Table of Contents
How many divisors does 12 factorial have?
Example: 12 has for divisors 6, 4, 3, 2 and 1. And the sum 6+4+3+2+1=15 6 + 4 + 3 + 2 + 1 = 15 superior to 12, so 12 is an abundant number.
How many divisors does 10 factorial have?
Then in addition to all of the numbers which are multiples of 10 or 102 (which give ⌊500/10⌋+⌊500/102⌋=50+5=55 factors of 10), there are further factors of 10 from other multiples of 2 and 5 such as 2×5, 15×18, and so on….Solution.
| Number | Prime factorisation |
|---|---|
| 10 | 2×5 |
| 11 | 11 |
| 12 | 22×3 |
| 13 | 13 |
What are the divisors of 8?
Divisors of numbers
| Number | Prime factorization | Divisors |
|---|---|---|
| 6 | 2 * 3 | 1, 2, 3, 6 |
| 7 | 7 | 1, 7 |
| 8 | 23 | 1, 2, 4, 8 |
| 9 | 32 | 1, 3, 9 |
What are the divisors of 24?
The divisors of 24 are 1, 2, 3, 4, 6, 8, 12, and 24.
How many positive divisors does 6 factorial have?
It is 6! (6 factorial), a composite number with thirty divisors, more than any number below, making it a highly composite number.
What are the divisors of 45?
Divisibility of 45 The number 45 is divisible by 3, 5 and 9.
How do you find the number of divisors of a prime?
Once you have the number of factors of each prime, it’s pretty simple to count the number of divisors. If there are k factors of p in n!, then each divisor h First, find all the primes between 1 and n, inclusive. Next, we’ll count how many times each prime goes into n!.
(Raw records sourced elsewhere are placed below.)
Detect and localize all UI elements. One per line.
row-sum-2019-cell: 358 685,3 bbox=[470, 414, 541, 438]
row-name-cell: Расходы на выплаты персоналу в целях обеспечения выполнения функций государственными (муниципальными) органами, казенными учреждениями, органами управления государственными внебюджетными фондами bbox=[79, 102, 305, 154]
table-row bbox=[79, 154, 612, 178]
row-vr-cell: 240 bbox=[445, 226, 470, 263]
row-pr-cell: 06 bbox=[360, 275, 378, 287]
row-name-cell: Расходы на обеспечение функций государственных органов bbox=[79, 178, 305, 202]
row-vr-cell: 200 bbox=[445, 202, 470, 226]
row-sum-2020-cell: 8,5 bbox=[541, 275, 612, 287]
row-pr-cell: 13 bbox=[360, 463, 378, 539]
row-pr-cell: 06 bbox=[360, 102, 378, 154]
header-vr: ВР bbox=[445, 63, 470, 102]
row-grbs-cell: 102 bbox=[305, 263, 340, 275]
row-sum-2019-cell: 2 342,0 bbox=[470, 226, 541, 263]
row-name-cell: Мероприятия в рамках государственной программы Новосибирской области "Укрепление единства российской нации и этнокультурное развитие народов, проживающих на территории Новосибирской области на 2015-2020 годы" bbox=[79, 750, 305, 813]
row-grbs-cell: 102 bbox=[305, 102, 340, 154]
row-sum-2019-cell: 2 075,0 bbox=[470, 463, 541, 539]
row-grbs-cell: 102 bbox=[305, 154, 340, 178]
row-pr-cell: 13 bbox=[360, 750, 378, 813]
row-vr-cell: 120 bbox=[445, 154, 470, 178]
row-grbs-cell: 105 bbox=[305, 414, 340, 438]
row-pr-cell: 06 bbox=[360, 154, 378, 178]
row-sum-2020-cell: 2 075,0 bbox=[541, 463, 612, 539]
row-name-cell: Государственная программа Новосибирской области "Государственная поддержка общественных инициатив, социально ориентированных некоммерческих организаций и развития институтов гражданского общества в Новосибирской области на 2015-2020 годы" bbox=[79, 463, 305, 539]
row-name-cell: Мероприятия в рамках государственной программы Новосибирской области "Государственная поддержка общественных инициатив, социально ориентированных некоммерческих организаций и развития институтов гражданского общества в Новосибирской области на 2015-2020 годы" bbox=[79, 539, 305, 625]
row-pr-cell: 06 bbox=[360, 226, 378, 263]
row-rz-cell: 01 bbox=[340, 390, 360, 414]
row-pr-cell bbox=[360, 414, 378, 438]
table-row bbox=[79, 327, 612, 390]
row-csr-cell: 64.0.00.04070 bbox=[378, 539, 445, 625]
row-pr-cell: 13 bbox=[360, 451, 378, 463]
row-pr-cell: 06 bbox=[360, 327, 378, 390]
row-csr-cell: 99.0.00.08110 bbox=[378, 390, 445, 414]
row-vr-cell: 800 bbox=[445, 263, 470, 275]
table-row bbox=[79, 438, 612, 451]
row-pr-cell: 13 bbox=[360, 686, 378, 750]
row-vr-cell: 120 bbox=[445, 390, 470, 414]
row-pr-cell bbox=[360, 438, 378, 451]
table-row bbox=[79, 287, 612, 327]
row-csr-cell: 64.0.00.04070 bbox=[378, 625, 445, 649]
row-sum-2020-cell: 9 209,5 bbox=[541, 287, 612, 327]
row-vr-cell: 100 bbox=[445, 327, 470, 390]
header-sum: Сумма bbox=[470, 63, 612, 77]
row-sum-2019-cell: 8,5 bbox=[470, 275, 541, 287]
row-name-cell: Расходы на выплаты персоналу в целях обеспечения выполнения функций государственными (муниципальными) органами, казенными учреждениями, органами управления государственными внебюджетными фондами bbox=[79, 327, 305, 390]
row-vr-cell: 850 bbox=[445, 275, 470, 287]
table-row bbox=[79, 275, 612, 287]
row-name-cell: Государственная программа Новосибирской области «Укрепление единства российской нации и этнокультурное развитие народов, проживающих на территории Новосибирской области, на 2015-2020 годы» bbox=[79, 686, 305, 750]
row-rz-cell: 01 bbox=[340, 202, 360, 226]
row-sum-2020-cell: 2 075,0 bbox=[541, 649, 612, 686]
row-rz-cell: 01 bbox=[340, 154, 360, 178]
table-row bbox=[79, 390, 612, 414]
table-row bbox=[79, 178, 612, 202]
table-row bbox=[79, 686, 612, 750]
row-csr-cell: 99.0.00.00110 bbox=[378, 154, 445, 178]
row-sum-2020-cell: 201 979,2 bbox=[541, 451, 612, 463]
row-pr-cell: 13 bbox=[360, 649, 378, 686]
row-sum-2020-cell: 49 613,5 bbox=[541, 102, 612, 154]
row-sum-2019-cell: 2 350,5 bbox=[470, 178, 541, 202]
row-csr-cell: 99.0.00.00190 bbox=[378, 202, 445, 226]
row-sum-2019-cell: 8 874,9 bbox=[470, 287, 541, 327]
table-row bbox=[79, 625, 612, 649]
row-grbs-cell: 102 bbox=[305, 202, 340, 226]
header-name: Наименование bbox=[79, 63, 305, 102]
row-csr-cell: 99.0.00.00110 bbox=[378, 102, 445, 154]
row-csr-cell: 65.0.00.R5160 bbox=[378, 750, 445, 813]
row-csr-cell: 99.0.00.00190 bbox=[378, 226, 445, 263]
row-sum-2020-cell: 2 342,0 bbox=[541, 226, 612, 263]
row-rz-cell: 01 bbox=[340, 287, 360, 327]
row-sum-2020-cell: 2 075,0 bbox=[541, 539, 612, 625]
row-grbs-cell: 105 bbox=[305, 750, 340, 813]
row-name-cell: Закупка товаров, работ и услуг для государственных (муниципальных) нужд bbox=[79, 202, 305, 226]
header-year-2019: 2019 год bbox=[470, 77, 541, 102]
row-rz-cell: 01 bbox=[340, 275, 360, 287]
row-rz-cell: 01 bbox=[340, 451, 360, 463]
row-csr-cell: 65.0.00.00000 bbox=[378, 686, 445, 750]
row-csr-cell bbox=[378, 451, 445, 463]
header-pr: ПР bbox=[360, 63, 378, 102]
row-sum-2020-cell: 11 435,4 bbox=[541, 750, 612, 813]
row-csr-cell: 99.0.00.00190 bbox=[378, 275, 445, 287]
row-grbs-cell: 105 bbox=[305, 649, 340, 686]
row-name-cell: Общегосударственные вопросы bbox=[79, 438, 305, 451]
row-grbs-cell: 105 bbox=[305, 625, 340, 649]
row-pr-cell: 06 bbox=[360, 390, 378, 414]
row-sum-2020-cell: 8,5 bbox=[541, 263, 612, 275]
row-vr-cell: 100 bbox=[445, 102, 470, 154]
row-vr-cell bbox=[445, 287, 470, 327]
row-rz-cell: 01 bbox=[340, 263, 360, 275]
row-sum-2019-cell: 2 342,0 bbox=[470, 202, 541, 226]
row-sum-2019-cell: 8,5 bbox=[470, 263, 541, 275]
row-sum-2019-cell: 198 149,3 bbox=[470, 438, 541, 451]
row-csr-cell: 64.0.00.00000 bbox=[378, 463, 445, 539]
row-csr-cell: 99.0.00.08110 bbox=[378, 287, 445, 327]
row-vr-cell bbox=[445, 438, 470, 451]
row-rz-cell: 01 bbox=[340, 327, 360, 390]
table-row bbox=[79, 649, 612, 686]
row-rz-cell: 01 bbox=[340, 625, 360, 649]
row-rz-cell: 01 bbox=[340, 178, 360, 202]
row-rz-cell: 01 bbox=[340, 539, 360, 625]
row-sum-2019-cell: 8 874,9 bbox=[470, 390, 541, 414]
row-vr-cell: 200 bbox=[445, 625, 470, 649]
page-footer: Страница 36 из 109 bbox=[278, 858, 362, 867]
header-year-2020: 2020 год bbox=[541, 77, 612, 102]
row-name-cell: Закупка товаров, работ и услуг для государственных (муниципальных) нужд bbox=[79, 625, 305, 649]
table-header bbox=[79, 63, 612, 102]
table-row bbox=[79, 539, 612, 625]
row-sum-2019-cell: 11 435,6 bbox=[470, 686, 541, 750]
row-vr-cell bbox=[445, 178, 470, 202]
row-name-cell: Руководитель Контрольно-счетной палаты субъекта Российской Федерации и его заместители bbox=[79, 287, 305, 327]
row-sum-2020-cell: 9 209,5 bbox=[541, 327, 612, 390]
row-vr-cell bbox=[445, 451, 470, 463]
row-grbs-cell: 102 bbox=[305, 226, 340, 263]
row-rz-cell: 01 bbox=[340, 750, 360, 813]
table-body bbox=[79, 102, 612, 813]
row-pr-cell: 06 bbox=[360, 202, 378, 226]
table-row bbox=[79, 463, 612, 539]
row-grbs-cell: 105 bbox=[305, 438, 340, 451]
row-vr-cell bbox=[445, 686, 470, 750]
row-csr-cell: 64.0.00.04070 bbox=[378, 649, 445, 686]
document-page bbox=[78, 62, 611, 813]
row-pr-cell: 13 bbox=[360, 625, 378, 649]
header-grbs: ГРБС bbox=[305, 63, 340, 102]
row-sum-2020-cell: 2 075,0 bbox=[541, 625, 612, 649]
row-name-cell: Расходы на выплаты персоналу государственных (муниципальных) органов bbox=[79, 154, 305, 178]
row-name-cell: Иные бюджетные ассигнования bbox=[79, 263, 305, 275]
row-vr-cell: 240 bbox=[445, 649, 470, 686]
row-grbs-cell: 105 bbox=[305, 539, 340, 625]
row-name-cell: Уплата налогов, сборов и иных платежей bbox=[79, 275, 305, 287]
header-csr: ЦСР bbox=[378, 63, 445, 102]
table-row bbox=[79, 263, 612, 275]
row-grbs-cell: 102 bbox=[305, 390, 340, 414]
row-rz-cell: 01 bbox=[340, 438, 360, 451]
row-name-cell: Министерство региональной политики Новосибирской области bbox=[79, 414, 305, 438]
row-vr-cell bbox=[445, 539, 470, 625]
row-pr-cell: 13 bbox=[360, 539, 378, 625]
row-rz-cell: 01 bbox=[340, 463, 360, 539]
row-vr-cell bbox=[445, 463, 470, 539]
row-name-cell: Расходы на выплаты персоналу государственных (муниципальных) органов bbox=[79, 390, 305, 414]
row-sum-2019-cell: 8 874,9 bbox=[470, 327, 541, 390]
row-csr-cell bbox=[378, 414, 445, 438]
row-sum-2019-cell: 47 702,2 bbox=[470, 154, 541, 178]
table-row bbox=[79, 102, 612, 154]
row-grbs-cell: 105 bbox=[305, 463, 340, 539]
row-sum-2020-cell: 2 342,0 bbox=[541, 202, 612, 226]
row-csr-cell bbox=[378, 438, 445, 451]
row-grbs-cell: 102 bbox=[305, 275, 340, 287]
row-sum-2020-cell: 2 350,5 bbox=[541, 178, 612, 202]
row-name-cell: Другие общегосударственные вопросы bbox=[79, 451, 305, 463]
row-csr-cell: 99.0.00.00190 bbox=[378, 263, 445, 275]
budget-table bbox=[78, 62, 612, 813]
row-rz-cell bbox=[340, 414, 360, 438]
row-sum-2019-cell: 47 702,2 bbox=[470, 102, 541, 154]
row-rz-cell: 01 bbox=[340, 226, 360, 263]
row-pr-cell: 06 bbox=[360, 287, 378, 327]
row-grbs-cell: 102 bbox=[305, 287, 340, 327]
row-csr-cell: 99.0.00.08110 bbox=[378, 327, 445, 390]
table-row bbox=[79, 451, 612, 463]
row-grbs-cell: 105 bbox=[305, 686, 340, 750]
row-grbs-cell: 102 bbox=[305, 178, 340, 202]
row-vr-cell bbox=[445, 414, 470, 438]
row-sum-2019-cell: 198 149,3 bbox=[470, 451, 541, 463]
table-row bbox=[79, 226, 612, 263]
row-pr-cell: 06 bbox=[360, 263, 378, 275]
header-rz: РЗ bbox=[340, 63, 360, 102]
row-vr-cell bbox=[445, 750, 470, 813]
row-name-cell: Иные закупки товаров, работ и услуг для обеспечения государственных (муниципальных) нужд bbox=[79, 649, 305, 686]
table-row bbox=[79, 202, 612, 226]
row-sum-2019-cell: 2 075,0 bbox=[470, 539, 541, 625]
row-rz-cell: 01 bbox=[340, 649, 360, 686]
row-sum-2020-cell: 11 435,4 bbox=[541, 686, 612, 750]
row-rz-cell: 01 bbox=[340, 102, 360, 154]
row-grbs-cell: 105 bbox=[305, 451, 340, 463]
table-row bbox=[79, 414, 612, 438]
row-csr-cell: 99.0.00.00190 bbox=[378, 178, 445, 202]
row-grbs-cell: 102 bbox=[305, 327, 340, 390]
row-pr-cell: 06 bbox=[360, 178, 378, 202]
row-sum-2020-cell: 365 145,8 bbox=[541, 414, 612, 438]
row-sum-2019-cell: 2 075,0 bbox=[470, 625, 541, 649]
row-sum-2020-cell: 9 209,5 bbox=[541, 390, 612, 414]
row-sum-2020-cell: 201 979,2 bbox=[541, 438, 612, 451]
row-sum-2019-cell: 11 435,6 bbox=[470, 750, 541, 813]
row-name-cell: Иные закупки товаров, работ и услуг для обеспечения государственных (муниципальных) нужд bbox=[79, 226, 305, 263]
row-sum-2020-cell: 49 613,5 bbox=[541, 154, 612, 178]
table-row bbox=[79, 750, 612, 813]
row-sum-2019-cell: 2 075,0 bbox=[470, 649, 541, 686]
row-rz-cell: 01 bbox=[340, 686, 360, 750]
How do you find the number of factors of 5?
Multiply one plus the number of factors for each p and you have your answer. Take 5! as an example. There are ⌊ 5 2 ⌋ + ⌊ 5 4 ⌋ = 2 + 1 = 3 factors of 2, ⌊ 5 3 ⌋ = 1 factor of 3, and ⌊ 5 5 ⌋ = 1 factor of 5 in 5!.
What are the divisors of 3 and 4?
You can check that this is indeed the case. Note that this includes 1 and n!, so you can subtract 1 or 2 from the total if you want to exclude one or both of these. Factorial 3, written as 3! = 3x2x1. So the divisors of 3! are 3,2,1. 4! = 4x3x2x1. So the divisors of 4! are 4,3,2,1.